His mouth touched my lips and his tongue darted in and out of my mouth. I grabbed onto him with my teeth and I bit down on his tongue in a way that I had never done before. He gasped with surprise, but didn’t try to stop me. I twisted him around, so that I was straddling him. Man, but I hadn’t realized how ready to go I actually was. I undid the buttons on his shirt, kissing his chest. Then I made my way down to his belt. I was practically feverish. I pulled it hard with my teeth and drew it through the belt loops, until it was hanging from my mouth. I tossed it into the corner playfully with a toss of my head and then went after his zipper. I could feel his prominent member bulging under his jeans.

“Kiley, I have been thinking about this for a very long time. You have no idea how often I have wondered what it would be like to be with you. This might sound corny, but your beauty is so natural. So many of the cheerleader types are just so plastic and fake.” I had no idea if this was some sort of line, but his words were definitely having the desired effect on me.

He then lifted his hips pulling his pants down to his knees. I pulled them off the rest of the way. Then he moved his underwear down over those inches, until I was seeing it in all its naked glory. The sight of his naked staff sent juices pouring into my sex. My mouth salivated at the very thought of tasting him.

“Brian, I’ve been thinking about you too…obviously and I don’t mind saying that it hasn’t been in a platonic way either, if you haven’t noticed. I’ve often wondered what you were hiding underneath these tight jeans and I guess that now I have my answer.” I was awestruck. As I touched him it felt hot to my fingertips. “I still can’t believe that I’m here with you and that you really want to be with me.” I reached my tongue out and licked up the side of his shaft. A little drop of clear fluid appeared at the head and I licked it off as I gave his head a little suck. I guess it was my own juices flowing and being so turned on, but it even tasted good. It was like a drug all in and of itself.

I opened my mouth wide and tried to force feed myself the wide head. It took some effort, but my jaw was finally able to accommodate such a girth. He was on his elbows looking at me the entire time and licking his lips in anticipation as my mouth descended on him. I was now raising my dress so he could see the dainty blue panties underneath. They weren’t mine either. They were another loan from Jennifer of course.

“Kiley, I’ve never felt a pair of lips like yours before. You’re so fucking hot. This might sound weird but I almost feel like I’m not worthy to be in your presence.

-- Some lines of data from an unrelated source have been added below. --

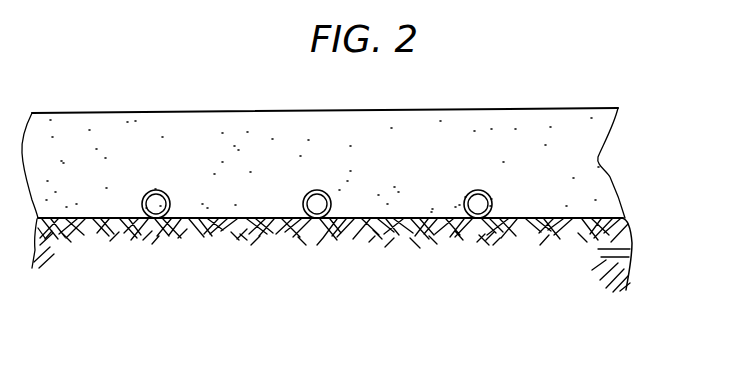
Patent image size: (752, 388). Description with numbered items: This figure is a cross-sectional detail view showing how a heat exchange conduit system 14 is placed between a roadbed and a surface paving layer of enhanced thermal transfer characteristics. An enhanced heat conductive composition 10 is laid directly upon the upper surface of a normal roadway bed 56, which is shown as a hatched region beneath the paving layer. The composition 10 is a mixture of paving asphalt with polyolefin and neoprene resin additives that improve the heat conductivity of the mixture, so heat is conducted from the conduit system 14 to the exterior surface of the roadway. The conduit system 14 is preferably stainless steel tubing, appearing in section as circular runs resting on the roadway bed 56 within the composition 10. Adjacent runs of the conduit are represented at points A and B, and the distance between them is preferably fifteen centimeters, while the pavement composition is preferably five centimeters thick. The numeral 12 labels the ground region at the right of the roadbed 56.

The enhanced heat conductive composition 10 is at (412, 108).
The ground / base 12 is at (632, 245).
The heat exchange conduit system 14 is at (141, 205).
The point A is at (158, 222).
The point B is at (318, 221).
The roadway bed 56 is at (500, 241).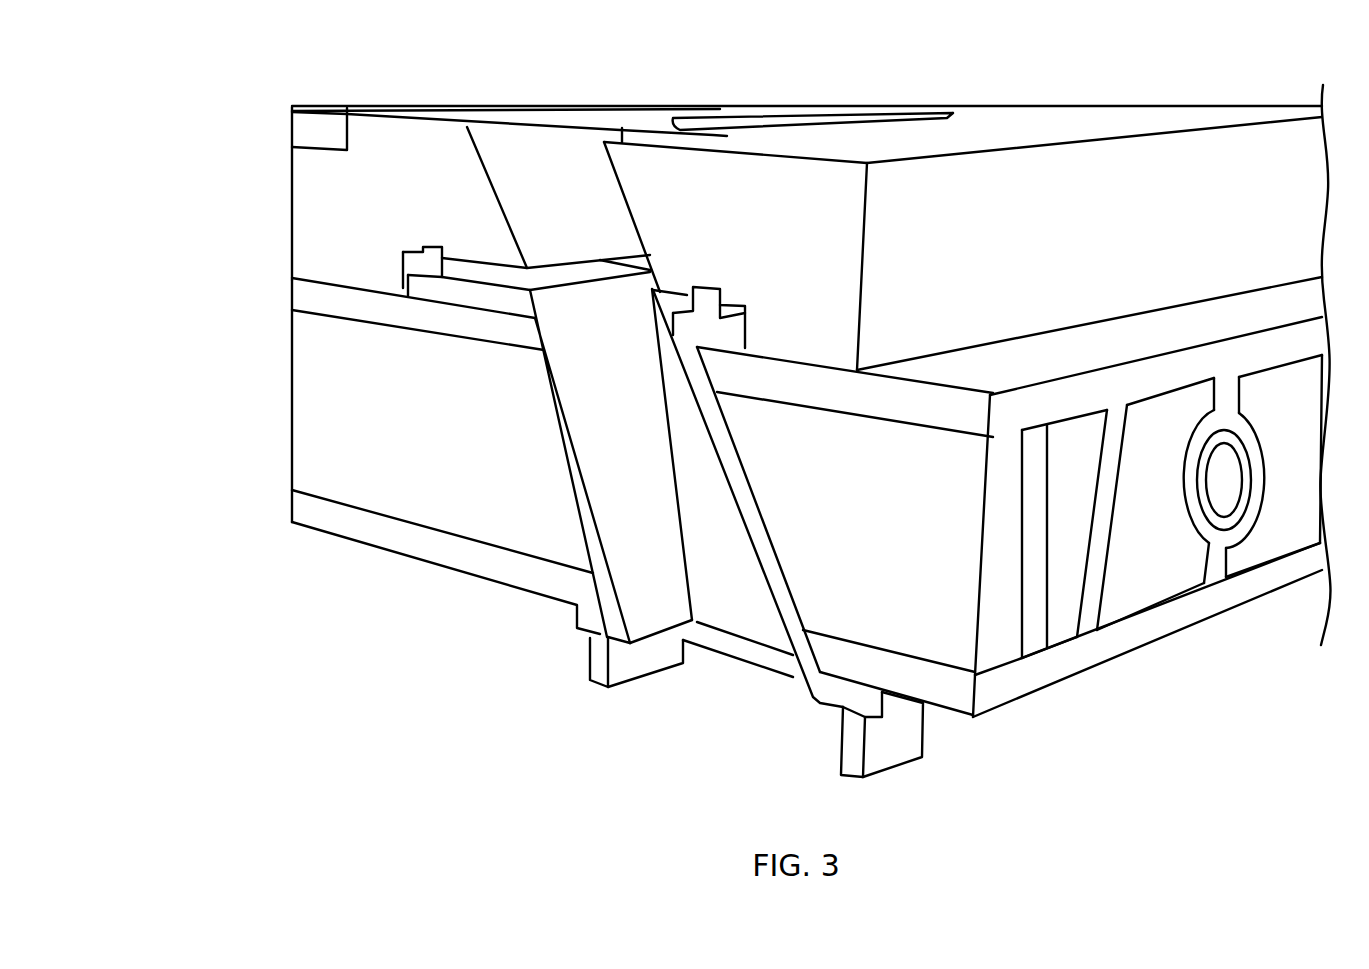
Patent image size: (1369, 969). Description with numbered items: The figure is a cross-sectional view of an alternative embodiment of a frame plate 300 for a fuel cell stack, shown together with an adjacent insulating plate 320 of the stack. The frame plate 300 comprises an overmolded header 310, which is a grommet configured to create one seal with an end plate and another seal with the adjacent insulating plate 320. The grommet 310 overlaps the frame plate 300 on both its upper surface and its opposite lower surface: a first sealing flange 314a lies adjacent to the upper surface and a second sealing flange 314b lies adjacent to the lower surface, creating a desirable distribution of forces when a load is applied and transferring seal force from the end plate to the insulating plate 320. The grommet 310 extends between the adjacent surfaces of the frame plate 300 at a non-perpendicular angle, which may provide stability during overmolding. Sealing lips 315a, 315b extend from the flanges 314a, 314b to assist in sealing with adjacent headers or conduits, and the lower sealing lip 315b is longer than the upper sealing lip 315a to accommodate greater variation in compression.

The frame plate 300 is at (271, 370).
The insulating plate 320 is at (271, 170).
The overmolded header 310 is at (603, 582).
The first sealing flange 314a is at (493, 297).
The second sealing flange 314b is at (842, 692).
The upper sealing lip 315a is at (430, 247).
The lower sealing lip 315b is at (845, 742).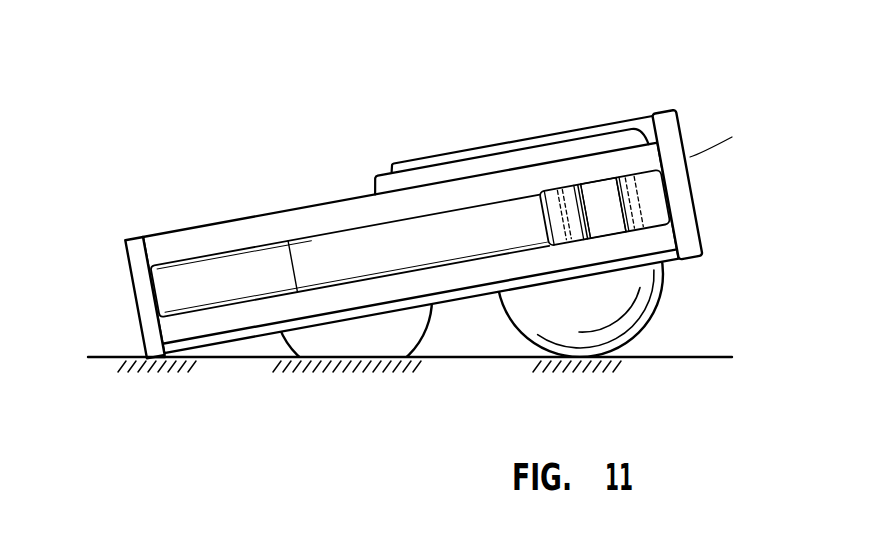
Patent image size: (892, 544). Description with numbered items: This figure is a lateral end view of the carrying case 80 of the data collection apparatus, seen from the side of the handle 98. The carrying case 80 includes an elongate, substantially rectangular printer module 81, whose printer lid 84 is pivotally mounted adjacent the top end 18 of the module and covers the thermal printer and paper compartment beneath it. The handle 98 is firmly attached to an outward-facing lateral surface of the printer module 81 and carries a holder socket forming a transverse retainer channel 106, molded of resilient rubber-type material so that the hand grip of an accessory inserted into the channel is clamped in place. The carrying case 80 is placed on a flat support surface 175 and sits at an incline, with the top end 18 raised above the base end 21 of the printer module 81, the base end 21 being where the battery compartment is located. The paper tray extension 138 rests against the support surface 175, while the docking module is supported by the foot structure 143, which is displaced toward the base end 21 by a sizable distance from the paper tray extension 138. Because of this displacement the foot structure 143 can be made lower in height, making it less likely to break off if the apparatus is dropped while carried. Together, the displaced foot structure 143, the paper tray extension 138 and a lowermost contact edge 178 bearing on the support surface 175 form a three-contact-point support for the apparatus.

The carrying case 80 is at (367, 154).
The printer lid 84 is at (450, 153).
The retainer channel 106 is at (598, 198).
The top end 18 is at (678, 118).
The printer module 81 is at (641, 164).
The handle 98 is at (228, 264).
The base end 21 is at (98, 299).
The foot structure 143 is at (410, 334).
The paper tray extension 138 is at (659, 294).
The support surface 175 is at (688, 357).
The lowermost contact edge 178 is at (151, 358).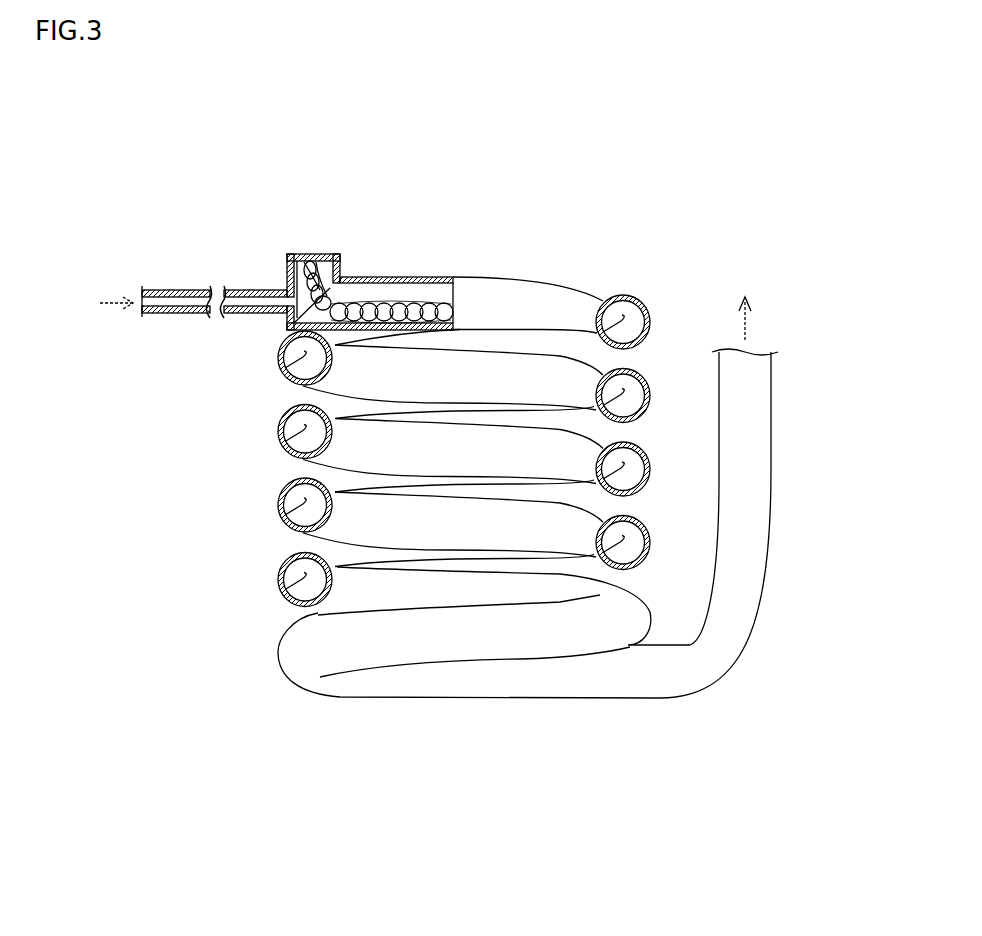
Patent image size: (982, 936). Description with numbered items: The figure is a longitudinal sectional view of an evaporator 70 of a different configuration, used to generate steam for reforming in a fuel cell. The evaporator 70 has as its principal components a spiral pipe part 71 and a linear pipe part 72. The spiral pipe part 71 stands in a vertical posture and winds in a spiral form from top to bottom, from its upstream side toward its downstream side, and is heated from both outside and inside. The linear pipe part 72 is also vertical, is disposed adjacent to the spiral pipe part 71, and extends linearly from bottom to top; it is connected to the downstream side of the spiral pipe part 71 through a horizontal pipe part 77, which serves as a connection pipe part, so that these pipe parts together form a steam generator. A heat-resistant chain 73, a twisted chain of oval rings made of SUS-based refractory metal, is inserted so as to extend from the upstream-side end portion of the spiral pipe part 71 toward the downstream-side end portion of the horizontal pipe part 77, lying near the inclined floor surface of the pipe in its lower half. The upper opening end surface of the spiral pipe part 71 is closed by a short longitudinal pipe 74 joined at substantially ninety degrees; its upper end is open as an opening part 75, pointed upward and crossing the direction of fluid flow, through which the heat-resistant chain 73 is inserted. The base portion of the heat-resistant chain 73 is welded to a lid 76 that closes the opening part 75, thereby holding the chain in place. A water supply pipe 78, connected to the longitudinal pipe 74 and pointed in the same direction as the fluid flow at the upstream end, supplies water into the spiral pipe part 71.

Your body is like a gift from God and he sure broke the mold when he made you.” Another woman might have found all this to be more than a little cheesy, but to a loved starved girl like me he was a real charmer. You have to remember he was a jock too, so maybe not the sharpest tool in the shed – no pun intended. As far as I was concerned though, and for my purposes that night, he knew how to talk the talk and had the added bonus of possessing a body that seemed to be sculpted out of granite.

My head began to bob up and down on him, as my hands cradled his family jewels and gave them the necessary attention I imagined they were looking for. I had my finger on my clit and was rubbing it around in a circle, while at the same time my mouth consumed his most sensitive part. His balls were getting tight and I was waiting for the inevitable spurt of hot cum into my mouth, when all of a sudden the entire room seemed to vibrate with a high intensity sound of some impossibly high frequency.